SAFARI-1 FACILITY The facility conducts clinical trials with, and produces, radiopharmaceuticals or radioisotopes, such as key medical radioisotopes like molybdenum-99 and iodine-131
The development and use of theranostics with nuclear medicine provides ample opportunity for nuclear medicine and molecular imaging to become more familiar to the public, and can help grow the local nuclear medicine industry, says South African Society of Nuclear Medicine president Moshe Modiselle.
Theranostics is a treatment strategy that combines therapeutic techniques with diagnostics. It involves a diagnostic test that identifies patients most likely to be helped or harmed by a new medication, and targets drug therapy based on the test results.
Modiselle adds that theranostics can provide the foundation for successful, targeted radionuclide therapy.
While the use of nuclear medicine is becoming more established and recognised in South Africa, there is still an imbalance between private- and public-sector hospitals in terms of the amount of nuclear facilities and the equipment these sectors can access.
Modiselle points out that private-sector hospitals have more access to nuclear facilities and equipment, compared to public-sector hospitals, with the latter mainly having access to it through academic institutions and teaching hospitals.

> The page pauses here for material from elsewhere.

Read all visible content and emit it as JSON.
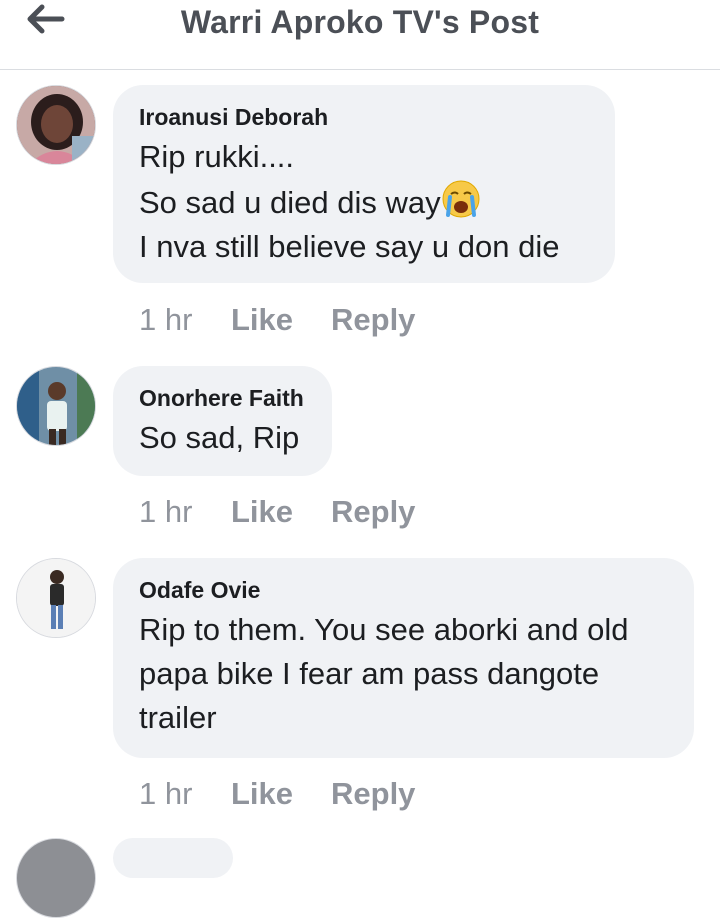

Owing to this, many hospitals will not have access to such services and medicine, consequently reducing access to nuclear medicine for people who need it for diagnosis of diseases and treatment, he adds.
He emphasises the contribution of the SAFARI-1 research reactor as a commercially used research facility, and its importance to increasing access to these treatments. He adds that if more facilities like this were in operation, more people would have access to nuclear medicine and the theranostics that come with it.
The facility is owned by nuclear company NTP Radioisotopes- a subsidiary of the Nuclear Energy Commission of South Africa - and is based outside of Pretoria.
He particularly highlights the facility’s contribution to conducting clinical trials with and producing radiopharmaceuticals or radioisotopes, which includes the key medical radioisotopes molybdenum-99, together with other radioisotopes such as iodine-131.
It is, however, the production and use of the advanced medical isotope lutetium-177, which can be used in the preparation of radiopharmaceuticals for therapy treatment for neuroendocrine tumours and prostate cancer, which Modiselle says presents the best growth opportunity for the local industry.
An additional facility was built for the production of this isotope, as Modiselle claims that it can contribute to theranostic procedures being used for these diseases.
“While it’s not quite novel, we’ve been doing theranostics for years for cases such as thyroid cancer and benign thyroid conditions, but now there are new and novel traces of these isotopes being used. Many patients undergo traditional therapies, with little to no effect. That’s where we come in with nuclear medicine. We prefer to become involved with and diagnose patients earlier, to have a significant impact on the patient’s management or treatment.”
He claims that recent advances and traces of these radioisotopes have led to their being used for treatments for prostate cancer. The group at University of Pretoria led by Professor Mike Sathekge has also been focusing on targeted alpha therapy and is already showing promising results
“Theranostics is growing. South Africa pioneered this therapy in Africa, and we’re hoping that neighbouring countries will benefit from this. The main benefit, though, is that we can individualise patient management.”
Modiselle explains that this will enable professionals to more accurately determine which patients would be suitable for this therapy and will allow for the specific therapy chosen to be more individually beneficial.
The advantages of this over conventional cancer diagnostics and therapeutic procedures includes improved diagnosis and treatment, reduced patient recovery time, increased survival rates and lower pharmacological toxicity and side effects.
Radioisotopes, such as lutetium-177, can now be produced locally, making access to supply easier, and reducing the cost. He reiterates that this can result in earlier detections of diseases and individualising patient management.
Despite the recent growth of the industry and changing public sentiment around the use of nuclear medicine, Modiselle emphasises the need to market the industry and its benefits.
This is particularly important to grow the industry, as well as attract more professionals to the field, as nuclear-related healthcare professionals are emigrating to other countries.